Multiple domain certificates are sometimes referred to as unified communications certificates (UCC), dating back to their early use with Microsoft Exchange Server. These certificates are good to use when multiple related sites such as https://www.example.com, https://www.example.org, and https://www.example.net all run on the same server.
Finally, wildcard certificates support cases where multiple subdomains run on the same server and are used by the same business. A good example of this would be a commerce site with https://www.example.com, https://shop.example.com, and https://blog.example.com URLs. You might want buy a certificate with all three names in it, or just one wildcard with “*.example.com” in it. The latter might be more expensive, but allows for future expansion.
EV wildcard certificates are not allowed due to the inherent risk of a certificate that can secure any subdomain, even ones that the legitimate owner of the website may not know about. For instance, if someone were able to gain access to a bank’s SSL certificate or their web server, the attacker could set up a secure website at https://wwww.yourtrustedbank.com (notice the four w’s instead of the normal three) that would be difficult to detect.

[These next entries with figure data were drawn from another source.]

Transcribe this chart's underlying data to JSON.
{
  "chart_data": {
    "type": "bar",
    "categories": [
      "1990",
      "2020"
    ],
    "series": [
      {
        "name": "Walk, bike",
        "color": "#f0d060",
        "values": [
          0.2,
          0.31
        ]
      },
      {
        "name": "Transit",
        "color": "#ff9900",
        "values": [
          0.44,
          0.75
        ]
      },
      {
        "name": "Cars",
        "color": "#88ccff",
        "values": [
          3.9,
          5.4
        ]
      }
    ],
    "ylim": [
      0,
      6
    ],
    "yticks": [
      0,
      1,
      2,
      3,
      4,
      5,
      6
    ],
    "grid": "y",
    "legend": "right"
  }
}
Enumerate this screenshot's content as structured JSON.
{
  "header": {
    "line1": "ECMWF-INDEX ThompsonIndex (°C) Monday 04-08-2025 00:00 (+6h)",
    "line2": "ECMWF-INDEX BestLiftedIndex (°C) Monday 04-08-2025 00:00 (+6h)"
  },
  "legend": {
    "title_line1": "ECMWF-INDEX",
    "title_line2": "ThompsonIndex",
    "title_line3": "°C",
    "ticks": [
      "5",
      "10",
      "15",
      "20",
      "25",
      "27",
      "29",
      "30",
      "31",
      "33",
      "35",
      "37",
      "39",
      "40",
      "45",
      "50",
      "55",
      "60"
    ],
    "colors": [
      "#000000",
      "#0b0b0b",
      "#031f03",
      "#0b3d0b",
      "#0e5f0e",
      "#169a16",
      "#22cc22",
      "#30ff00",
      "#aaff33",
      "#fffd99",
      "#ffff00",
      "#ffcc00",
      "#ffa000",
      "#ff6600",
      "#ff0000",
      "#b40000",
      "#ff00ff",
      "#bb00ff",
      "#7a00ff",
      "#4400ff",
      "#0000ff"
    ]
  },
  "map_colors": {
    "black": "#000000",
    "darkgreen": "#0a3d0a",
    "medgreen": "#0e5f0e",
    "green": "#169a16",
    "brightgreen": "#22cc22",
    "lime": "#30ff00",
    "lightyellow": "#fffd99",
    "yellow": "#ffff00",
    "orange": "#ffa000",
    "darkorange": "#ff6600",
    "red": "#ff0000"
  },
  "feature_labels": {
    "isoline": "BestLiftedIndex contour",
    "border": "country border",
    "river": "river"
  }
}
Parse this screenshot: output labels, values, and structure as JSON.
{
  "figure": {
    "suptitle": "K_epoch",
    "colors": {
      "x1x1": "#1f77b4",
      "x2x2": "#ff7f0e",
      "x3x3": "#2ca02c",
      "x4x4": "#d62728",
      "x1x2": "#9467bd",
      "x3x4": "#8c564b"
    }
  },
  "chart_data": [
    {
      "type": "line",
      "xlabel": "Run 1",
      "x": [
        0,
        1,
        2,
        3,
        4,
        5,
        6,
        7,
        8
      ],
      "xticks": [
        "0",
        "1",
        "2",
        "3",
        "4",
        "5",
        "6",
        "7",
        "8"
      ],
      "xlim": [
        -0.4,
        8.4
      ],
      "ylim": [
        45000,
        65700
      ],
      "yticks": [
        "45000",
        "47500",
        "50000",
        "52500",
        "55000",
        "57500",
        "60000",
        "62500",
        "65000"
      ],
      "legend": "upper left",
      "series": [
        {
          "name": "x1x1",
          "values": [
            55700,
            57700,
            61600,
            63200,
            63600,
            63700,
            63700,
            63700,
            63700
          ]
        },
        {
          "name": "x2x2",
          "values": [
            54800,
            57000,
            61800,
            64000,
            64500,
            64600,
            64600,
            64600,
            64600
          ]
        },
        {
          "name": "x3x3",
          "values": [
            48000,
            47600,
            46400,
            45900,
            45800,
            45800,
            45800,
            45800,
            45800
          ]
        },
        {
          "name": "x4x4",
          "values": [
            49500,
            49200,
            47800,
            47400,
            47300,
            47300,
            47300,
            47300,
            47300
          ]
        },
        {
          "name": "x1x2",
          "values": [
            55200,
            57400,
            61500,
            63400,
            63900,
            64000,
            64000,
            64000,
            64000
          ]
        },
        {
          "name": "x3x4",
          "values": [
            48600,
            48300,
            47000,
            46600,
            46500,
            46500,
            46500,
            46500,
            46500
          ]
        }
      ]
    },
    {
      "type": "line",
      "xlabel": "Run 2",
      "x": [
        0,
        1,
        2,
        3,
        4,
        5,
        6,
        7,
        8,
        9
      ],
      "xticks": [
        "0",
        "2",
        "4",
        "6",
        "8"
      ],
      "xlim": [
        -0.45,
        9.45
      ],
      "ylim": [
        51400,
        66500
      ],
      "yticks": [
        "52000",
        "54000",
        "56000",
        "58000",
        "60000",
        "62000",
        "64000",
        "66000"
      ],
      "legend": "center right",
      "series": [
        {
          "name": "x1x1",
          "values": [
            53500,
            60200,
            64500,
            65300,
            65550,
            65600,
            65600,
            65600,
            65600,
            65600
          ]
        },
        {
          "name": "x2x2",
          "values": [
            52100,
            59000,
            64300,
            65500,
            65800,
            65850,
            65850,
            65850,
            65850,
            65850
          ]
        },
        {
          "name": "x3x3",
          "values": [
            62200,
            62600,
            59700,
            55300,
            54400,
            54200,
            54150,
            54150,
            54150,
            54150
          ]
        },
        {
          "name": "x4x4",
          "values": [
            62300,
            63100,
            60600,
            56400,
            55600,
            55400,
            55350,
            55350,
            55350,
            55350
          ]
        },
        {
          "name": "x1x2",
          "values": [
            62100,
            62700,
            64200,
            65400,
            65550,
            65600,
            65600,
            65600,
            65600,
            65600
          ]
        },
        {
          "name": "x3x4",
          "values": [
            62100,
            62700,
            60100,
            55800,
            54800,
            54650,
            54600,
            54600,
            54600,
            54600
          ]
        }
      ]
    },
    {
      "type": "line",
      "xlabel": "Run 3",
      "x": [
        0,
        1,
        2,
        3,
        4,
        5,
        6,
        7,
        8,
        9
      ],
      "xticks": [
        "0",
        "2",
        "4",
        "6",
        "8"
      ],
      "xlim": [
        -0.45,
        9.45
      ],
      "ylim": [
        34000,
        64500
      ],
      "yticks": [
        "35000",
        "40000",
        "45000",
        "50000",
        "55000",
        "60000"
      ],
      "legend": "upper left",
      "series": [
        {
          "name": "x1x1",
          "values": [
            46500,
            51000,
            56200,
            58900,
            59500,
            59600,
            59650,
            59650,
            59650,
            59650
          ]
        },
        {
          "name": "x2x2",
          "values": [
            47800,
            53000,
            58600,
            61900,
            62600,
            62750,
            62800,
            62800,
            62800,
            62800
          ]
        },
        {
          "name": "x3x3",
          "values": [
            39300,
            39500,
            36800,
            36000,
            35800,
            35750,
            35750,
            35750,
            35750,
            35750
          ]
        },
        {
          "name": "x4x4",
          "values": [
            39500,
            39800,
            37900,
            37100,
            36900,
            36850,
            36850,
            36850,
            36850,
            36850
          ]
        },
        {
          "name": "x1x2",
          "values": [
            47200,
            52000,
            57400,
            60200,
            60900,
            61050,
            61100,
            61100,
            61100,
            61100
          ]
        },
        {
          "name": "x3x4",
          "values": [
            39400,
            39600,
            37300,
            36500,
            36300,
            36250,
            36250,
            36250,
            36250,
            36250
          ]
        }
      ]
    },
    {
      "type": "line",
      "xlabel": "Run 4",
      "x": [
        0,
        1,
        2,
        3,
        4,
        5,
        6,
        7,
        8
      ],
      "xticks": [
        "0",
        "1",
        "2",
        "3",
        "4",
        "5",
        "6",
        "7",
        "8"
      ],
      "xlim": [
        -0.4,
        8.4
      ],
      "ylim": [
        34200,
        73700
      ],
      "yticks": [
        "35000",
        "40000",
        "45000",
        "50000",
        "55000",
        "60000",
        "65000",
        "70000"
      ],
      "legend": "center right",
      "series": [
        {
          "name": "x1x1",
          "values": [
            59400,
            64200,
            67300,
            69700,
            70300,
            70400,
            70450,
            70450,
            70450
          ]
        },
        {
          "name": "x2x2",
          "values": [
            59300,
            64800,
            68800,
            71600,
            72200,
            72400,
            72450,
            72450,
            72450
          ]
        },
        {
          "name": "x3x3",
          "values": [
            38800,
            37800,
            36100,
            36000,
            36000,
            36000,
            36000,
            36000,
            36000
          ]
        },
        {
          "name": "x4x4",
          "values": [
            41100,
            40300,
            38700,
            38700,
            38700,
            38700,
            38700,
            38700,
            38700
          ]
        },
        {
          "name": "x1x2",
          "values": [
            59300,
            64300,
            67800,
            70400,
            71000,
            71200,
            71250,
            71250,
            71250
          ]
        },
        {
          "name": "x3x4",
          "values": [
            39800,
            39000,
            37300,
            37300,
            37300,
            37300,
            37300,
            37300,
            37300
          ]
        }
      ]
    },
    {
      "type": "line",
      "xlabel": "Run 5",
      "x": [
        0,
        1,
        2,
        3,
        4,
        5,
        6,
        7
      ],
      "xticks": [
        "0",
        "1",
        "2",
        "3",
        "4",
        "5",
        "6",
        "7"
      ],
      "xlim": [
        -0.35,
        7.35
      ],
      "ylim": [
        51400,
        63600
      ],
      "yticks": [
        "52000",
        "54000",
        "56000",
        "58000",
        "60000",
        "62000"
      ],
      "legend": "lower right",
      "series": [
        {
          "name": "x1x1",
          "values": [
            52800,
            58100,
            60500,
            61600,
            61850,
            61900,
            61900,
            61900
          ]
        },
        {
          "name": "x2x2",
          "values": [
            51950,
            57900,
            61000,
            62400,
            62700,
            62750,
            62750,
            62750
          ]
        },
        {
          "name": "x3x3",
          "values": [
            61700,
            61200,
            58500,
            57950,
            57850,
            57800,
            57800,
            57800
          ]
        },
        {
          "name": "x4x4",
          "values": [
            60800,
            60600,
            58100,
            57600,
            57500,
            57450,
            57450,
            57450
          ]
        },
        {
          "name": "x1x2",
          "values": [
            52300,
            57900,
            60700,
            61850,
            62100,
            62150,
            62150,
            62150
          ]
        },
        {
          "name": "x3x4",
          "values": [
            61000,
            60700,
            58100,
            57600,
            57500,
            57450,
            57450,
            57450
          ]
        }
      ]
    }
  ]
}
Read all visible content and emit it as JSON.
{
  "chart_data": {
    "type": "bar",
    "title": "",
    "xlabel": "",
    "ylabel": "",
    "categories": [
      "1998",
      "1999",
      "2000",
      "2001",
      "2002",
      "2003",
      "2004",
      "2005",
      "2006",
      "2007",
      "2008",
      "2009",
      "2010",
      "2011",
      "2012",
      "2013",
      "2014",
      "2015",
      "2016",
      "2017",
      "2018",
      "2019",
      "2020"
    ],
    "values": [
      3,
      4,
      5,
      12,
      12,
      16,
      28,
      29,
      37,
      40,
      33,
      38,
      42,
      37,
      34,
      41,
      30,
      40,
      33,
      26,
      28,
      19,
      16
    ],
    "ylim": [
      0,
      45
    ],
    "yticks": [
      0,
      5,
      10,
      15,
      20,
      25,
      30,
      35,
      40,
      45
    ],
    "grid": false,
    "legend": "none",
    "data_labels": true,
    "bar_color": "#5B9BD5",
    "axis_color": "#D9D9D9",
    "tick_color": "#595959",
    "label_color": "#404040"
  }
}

The last thing I want to cover involves the process of requesting the certificate. You will often have the opportunity to choose the key size of the certificate when generating the certificate signing request (CSR). We currently recommend that you use a 2048-bit RSA key size. Certificate Authorities are discontinuing the long-running standard 1024-bit RSA key length because systems capable of breaking these keys may soon become commonplace. On the other hand, going to an even longer key size such as 4096-bit will have a somewhat negative impact on your site’s performance.
Many CAs are now offering SHA2 as an option for their certificates. While we would like to recommend this for both security and performance, some browsers (including Internet Explorer on Windows XP prior to Service Pack 3) don’t yet support it.
UPDATE: In the four years that have passed since this article was published, 1024-bit keys and the SHA-1 algorithm have been proven weak and banned. While secure alternatives such as ECC exist, the most common configuration today is a 2048-bit RSA key signed by the CA using a SHA-2 algorithm.